The books, a novel and a collection of essays, will be issued first in Britain by Granta Books in association with Penguin, the publisher of "The Satanic Verses."

Granta is known in this country as the publisher of the highly successful literary magazine of the same name. The only works it has published here were two pamphlets by Rushdie this spring.

"The deal was done this way mainly for sentimental reasons," Granta Editor Bill Buford said from his home in Cambridge, England, last night. "It combines for Salman the two parties he regards as his two publishers. We published him very early in the magazine and during the last year, and I think I can say I'm a pretty close friend."

The novel, titled "Haroun and the Sea of Stories," has autobiographical roots in Rushdie's travails over the past 18 months. "It's about a professional storyteller whose ability to tell stories is restored by his son," Buford said. He added that he didn't think it would evoke the same sort of religious passions that "The Satanic Verses" did. The book will be published in Britain in the fall and in this country in January.

At the Frankfurt Book Fair last fall, Rushdie agent Andrew Wylie was reported to be asking as much as $15 million for a four-book deal. If any publishers had agreed, it would have gone on record as one of the biggest publishing deals ever. Yesterday, Wylie said: "I never talk about money."
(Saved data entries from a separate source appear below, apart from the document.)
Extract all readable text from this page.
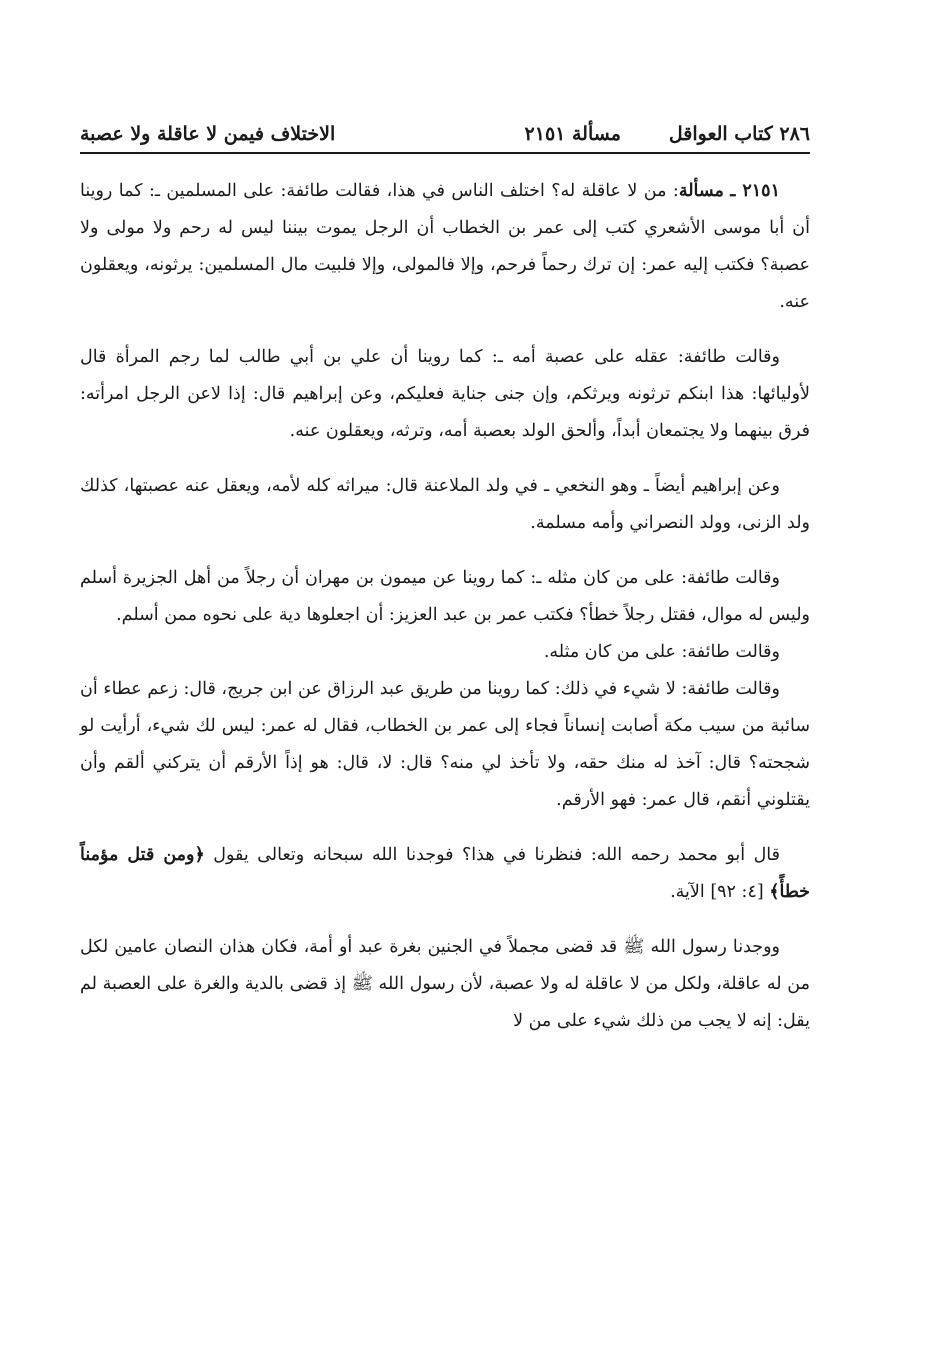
٢٨٦ كتاب العواقل
مسألة ٢١٥١
الاختلاف فيمن لا عاقلة ولا عصبة

٢١٥١ ـ مسألة: من لا عاقلة له؟ اختلف الناس في هذا، فقالت طائفة: على المسلمين ـ: كما روينا أن أبا موسى الأشعري كتب إلى عمر بن الخطاب أن الرجل يموت بيننا ليس له رحم ولا مولى ولا عصبة؟ فكتب إليه عمر: إن ترك رحماً فرحم، وإلا فالمولى، وإلا فلبيت مال المسلمين: يرثونه، ويعقلون عنه.

وقالت طائفة: عقله على عصبة أمه ـ: كما روينا أن علي بن أبي طالب لما رجم المرأة قال لأوليائها: هذا ابنكم ترثونه ويرثكم، وإن جنى جناية فعليكم، وعن إبراهيم قال: إذا لاعن الرجل امرأته: فرق بينهما ولا يجتمعان أبداً، وألحق الولد بعصبة أمه، وترثه، ويعقلون عنه.

وعن إبراهيم أيضاً ـ وهو النخعي ـ في ولد الملاعنة قال: ميراثه كله لأمه، ويعقل عنه عصبتها، كذلك ولد الزنى، وولد النصراني وأمه مسلمة.

وقالت طائفة: على من كان مثله ـ: كما روينا عن ميمون بن مهران أن رجلاً من أهل الجزيرة أسلم وليس له موال، فقتل رجلاً خطأ؟ فكتب عمر بن عبد العزيز: أن اجعلوها دية على نحوه ممن أسلم.

وقالت طائفة: على من كان مثله.

وقالت طائفة: لا شيء في ذلك: كما روينا من طريق عبد الرزاق عن ابن جريج، قال: زعم عطاء أن سائبة من سيب مكة أصابت إنساناً فجاء إلى عمر بن الخطاب، فقال له عمر: ليس لك شيء، أرأيت لو شجحته؟ قال: آخذ له منك حقه، ولا تأخذ لي منه؟ قال: لا، قال: هو إذاً الأرقم أن يتركني ألقم وأن يقتلوني أنقم، قال عمر: فهو الأرقم.

قال أبو محمد رحمه الله: فنظرنا في هذا؟ فوجدنا الله سبحانه وتعالى يقول ﴿ومن قتل مؤمناً خطأً﴾ [٤: ٩٢] الآية.

ووجدنا رسول الله ﷺ قد قضى مجملاً في الجنين بغرة عبد أو أمة، فكان هذان النصان عامين لكل من له عاقلة، ولكل من لا عاقلة له ولا عصبة، لأن رسول الله ﷺ إذ قضى بالدية والغرة على العصبة لم يقل: إنه لا يجب من ذلك شيء على من لا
The estimated price tag for world English-language rights to "Haroun and the Sea of Stories" and the essay collection, "Imaginary Homelands," is somewhat under a million dollars. Even at that price, both books would have to be bestsellers to earn back their advances.

The structure of the deal allows Penguin, which is putting up a percentage of the advance and will do the distribution and publicity, to continue to publish Rushdie. But it also will allow Penguin to slightly distance itself from him, since Granta's namewill be most prominent on the books. As "The Satanic Verses" publisher, Penguin -- a part of the British conglomerate Pearson -- came under tremendous pressure.
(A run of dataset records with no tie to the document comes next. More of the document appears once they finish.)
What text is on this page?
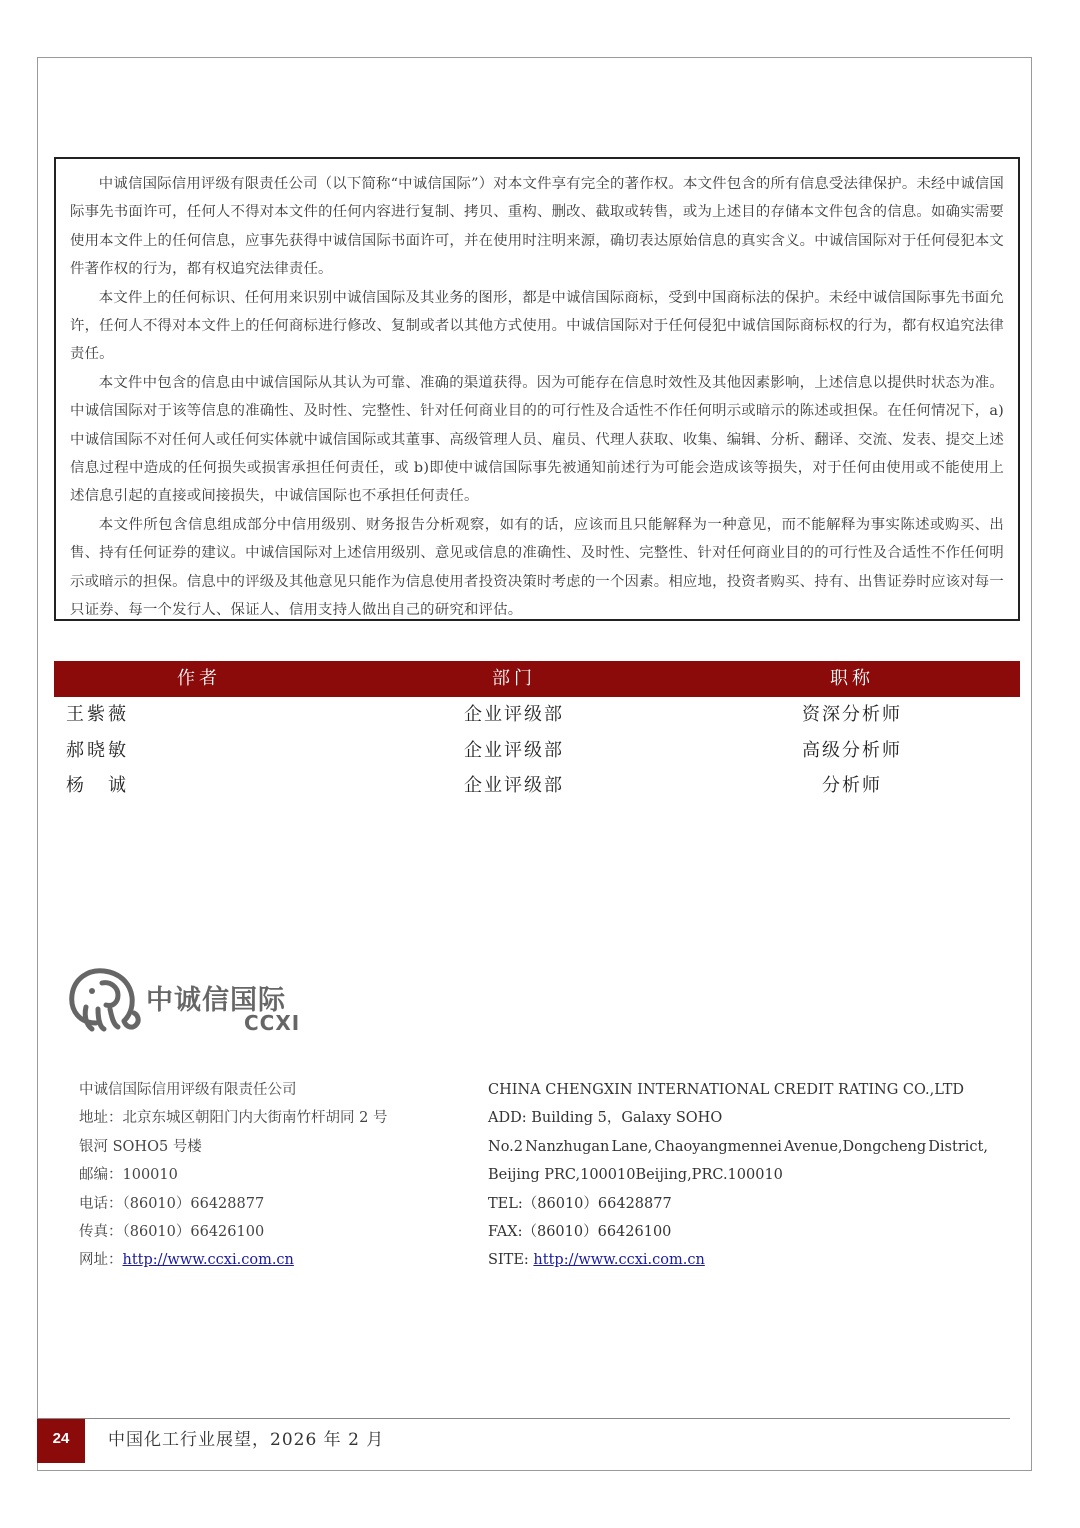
中诚信国际信用评级有限责任公司（以下简称“中诚信国际”）对本文件享有完全的著作权。本文件包含的所有信息受法律保护。未经中诚信国际事先书面许可，任何人不得对本文件的任何内容进行复制、拷贝、重构、删改、截取或转售，或为上述目的存储本文件包含的信息。如确实需要使用本文件上的任何信息，应事先获得中诚信国际书面许可，并在使用时注明来源，确切表达原始信息的真实含义。中诚信国际对于任何侵犯本文件著作权的行为，都有权追究法律责任。

本文件上的任何标识、任何用来识别中诚信国际及其业务的图形，都是中诚信国际商标，受到中国商标法的保护。未经中诚信国际事先书面允许，任何人不得对本文件上的任何商标进行修改、复制或者以其他方式使用。中诚信国际对于任何侵犯中诚信国际商标权的行为，都有权追究法律责任。

本文件中包含的信息由中诚信国际从其认为可靠、准确的渠道获得。因为可能存在信息时效性及其他因素影响，上述信息以提供时状态为准。中诚信国际对于该等信息的准确性、及时性、完整性、针对任何商业目的的可行性及合适性不作任何明示或暗示的陈述或担保。在任何情况下，a)中诚信国际不对任何人或任何实体就中诚信国际或其董事、高级管理人员、雇员、代理人获取、收集、编辑、分析、翻译、交流、发表、提交上述信息过程中造成的任何损失或损害承担任何责任，或 b)即使中诚信国际事先被通知前述行为可能会造成该等损失，对于任何由使用或不能使用上述信息引起的直接或间接损失，中诚信国际也不承担任何责任。

本文件所包含信息组成部分中信用级别、财务报告分析观察，如有的话，应该而且只能解释为一种意见，而不能解释为事实陈述或购买、出售、持有任何证券的建议。中诚信国际对上述信用级别、意见或信息的准确性、及时性、完整性、针对任何商业目的的可行性及合适性不作任何明示或暗示的担保。信息中的评级及其他意见只能作为信息使用者投资决策时考虑的一个因素。相应地，投资者购买、持有、出售证券时应该对每一只证券、每一个发行人、保证人、信用支持人做出自己的研究和评估。

作者	部门	职称
王紫薇	企业评级部	资深分析师
郝晓敏	企业评级部	高级分析师
杨　诚	企业评级部	分析师
中诚信国际
CCXI
中诚信国际信用评级有限责任公司
地址：北京东城区朝阳门内大街南竹杆胡同 2 号
银河 SOHO5 号楼
邮编：100010
电话：（86010）66428877
传真：（86010）66426100
网址：http://www.ccxi.com.cn
CHINA CHENGXIN INTERNATIONAL CREDIT RATING CO.,LTD
ADD: Building 5，Galaxy SOHO
No.2 Nanzhugan Lane, Chaoyangmennei Avenue,Dongcheng District,
Beijing PRC,100010Beijing,PRC.100010
TEL:（86010）66428877
FAX:（86010）66426100
SITE: http://www.ccxi.com.cn
24	中国化工行业展望，2026 年 2 月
Wylie refused to discuss the mechanics of the deal. "I don't want to get into a whole lot of past history," the agent said. He didn't want to talk about publication of the paperback of "The Satanic Verses" either -- something both he and Rushdie have said they are eager to see happen -- but did note that it was not part of the new contract.

While the Rushdie affair has slipped off the news pages in this country, it remains a hot topic in Britain. Last month Iran's spiritual leader, Ayatollah Ali Khamenei, said the author should be delivered to British Moslems "so that he can be killed for blasphemy against Islam." Iranian President Rafsanjani then reaffirmed that the death sentence remains in force.

Rushdie remains in hiding in Britain but is said to have a bit more of a normal life than previously. His wife is the American novelist Marianne Wiggins, who initially shared his life in hiding. Wiggins has denied rumors -- which have recently resurfaced -- that the marriage is over.